Cosmetic and Restorative Dentistry
There are many reasons why adult teeth may need restorative treatment. The most common reason is decay, followed by fractured teeth, and old restorations needing replacement. If we recommend that a tooth with a cavity be treated and more than a few weeks pass after the initial diagnosis, the cavity will almost always get bigger and can cause pain. Once this happens, it will likely require more extensive and expensive treatment. The tooth may even have to be removed and replaced with a false (or artificial) tooth. If you have a cavity and it needs a restoration, there are different kinds of materials that may be used to restore the functionality of the tooth. Please remember that a tooth may need treatment before it causes pain. If a tooth causes pain, it may be able to be saved, but the treatment time and cost typically increase due to the complexity of the necessary procedures.
How a Cavity Forms
A cavity is a very small hole that forms on the surface, side, or root of a tooth. Cavities are caused when sugars in the food you eat combine with the bacteria in your mouth. This combination produces a mild acid that eats away at the enamel, the hard outer layer of your tooth. Cavities can occur at any age, but most occur during childhood when dental hygiene may be less thorough. There is a genetic component to dental health, including teeth, gums, and the bone that holds the teeth. No matter how good your genes are, if you don’t take good care of your teeth you may be prone to very serious consequences.
Babies tend to get cavities on the front teeth, especially if they are given a bottle to sleep with. Even milk contains sugar that can harm teeth. This is referred to as baby bottle tooth decay. Children tend to get cavities on the chewing surfaces as well as in-between teeth. Adults can be at risk for both new and recurrent cavities. New cavities tend to form between teeth as well as on the root surfaces. The cavities that form between teeth are typically related to a lack of flossing. Cavities on the root surfaces of teeth generally occur because this area is not covered with enamel and is softer and more prone to cavities. The exposed root may be the result of hard brushing or bone loss related to gum disease. Cavities that reoccur form next to existing restorations such as fillings, crowns, bridges, etc. As restorations get old, the filling material can shrink or wear away, causing the possibility of a small space forming between the tooth and the restoration. This provides a prime area for bacteria to accumulate and breed decay. Click the link to do an experiment with fluoride to see how it helps fight cavities.

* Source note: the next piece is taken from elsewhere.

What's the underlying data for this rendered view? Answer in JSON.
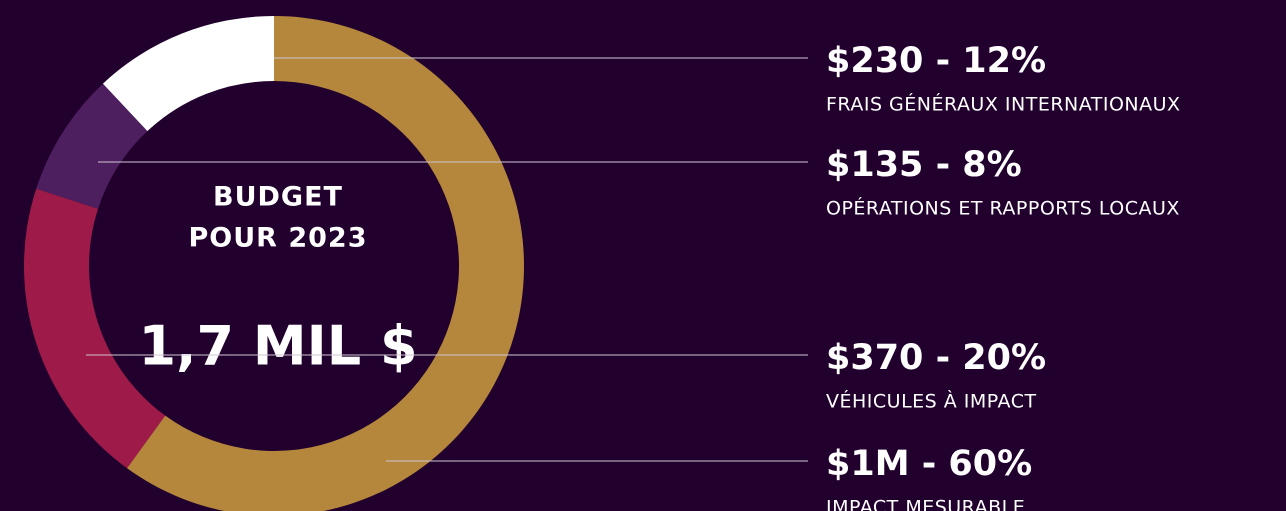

Cavities and Restoration Choices
As part of any visit to our office, we check all of your restorations such as crowns, fillings, bridges, veneers, etc. for any sign of decay or old age and we may recommend x-rays so that we can see inside and between your teeth. If we spot any cavities, we will recommend different options for restoring the tooth to full function. If the cavity is in the very early stages, we may decide to keep an eye on it and recommend a home fluoride rinse to help the tooth fight the cavity and possibly prevent the need for a restoration.